Road Accidents Prediction and Classification
International Journal for Research in Applied Science & Engineering Technology (IJRASET), 2022
Road accidents leads to death, disability and hospitalization of people across world which leads to loss of potential income of individual and also affects the economy of the country. For every 10 people killed during road accidents across world one person belongs to India. In year 2020, total of 3,66,138 road accidents occurred leading to loss of 1,31,714 persons lives, injuring 3,48,279 persons. Number of road accidents and damage caused by it can be reduced by identifying the factors leading to it. In this project, we are applying the concepts of data mining and machine learning to identify the various factors that affect road accidents and its severity.

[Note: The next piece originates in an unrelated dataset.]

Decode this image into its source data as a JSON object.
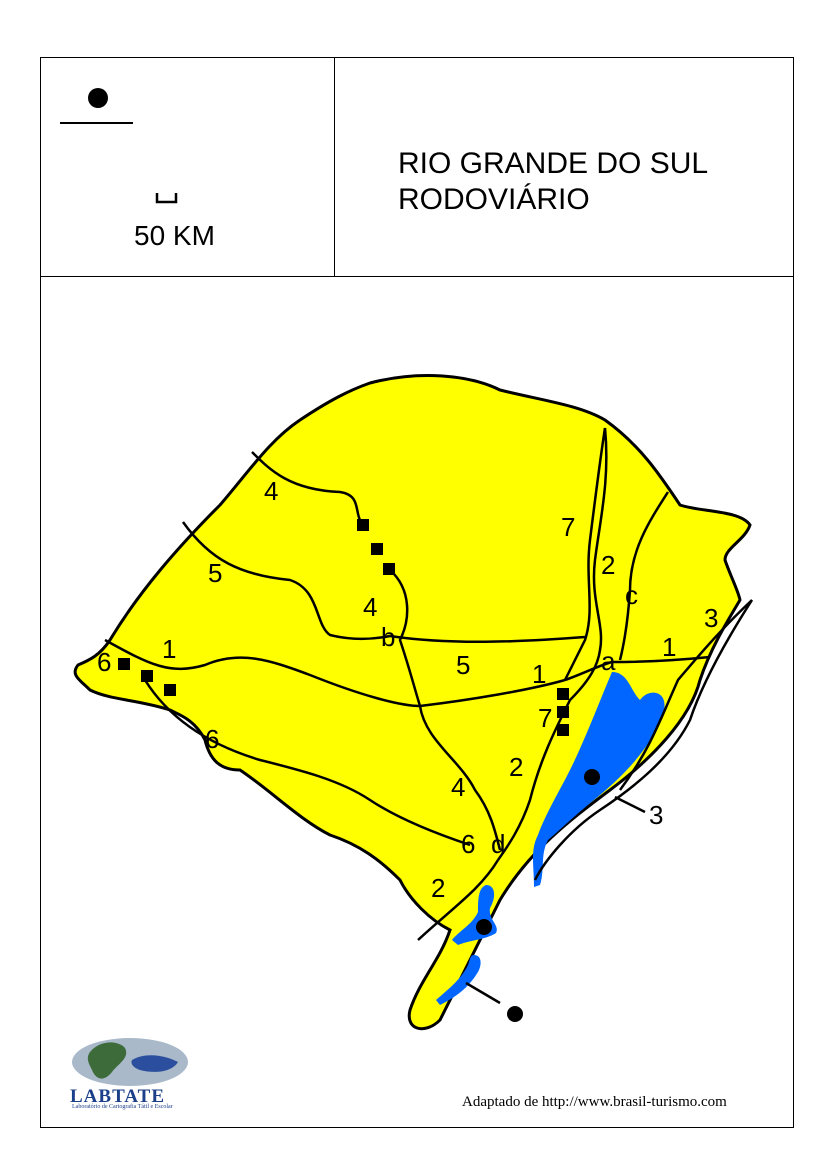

The application will take variety inputs such as age of vehicle, light condition, road surface condition, speed limit etc. and will use random forest machine learning algorithm to calculate the severity of a possible accident. The severity of a possible accident will be displayed on a scale of 1 to 3, 1 being the highest and 3 being the least severe so, that they drive safely and take precautions. This data can be used in future to analyze inputs and improves the accuracy of the system output. In case of severity 1 which is the case of possibility of fatal accident an alert message will be sent to police so that they can take any preventive measures and therefore this application can prove to be very helpful in reducing accident fatality rates in the country.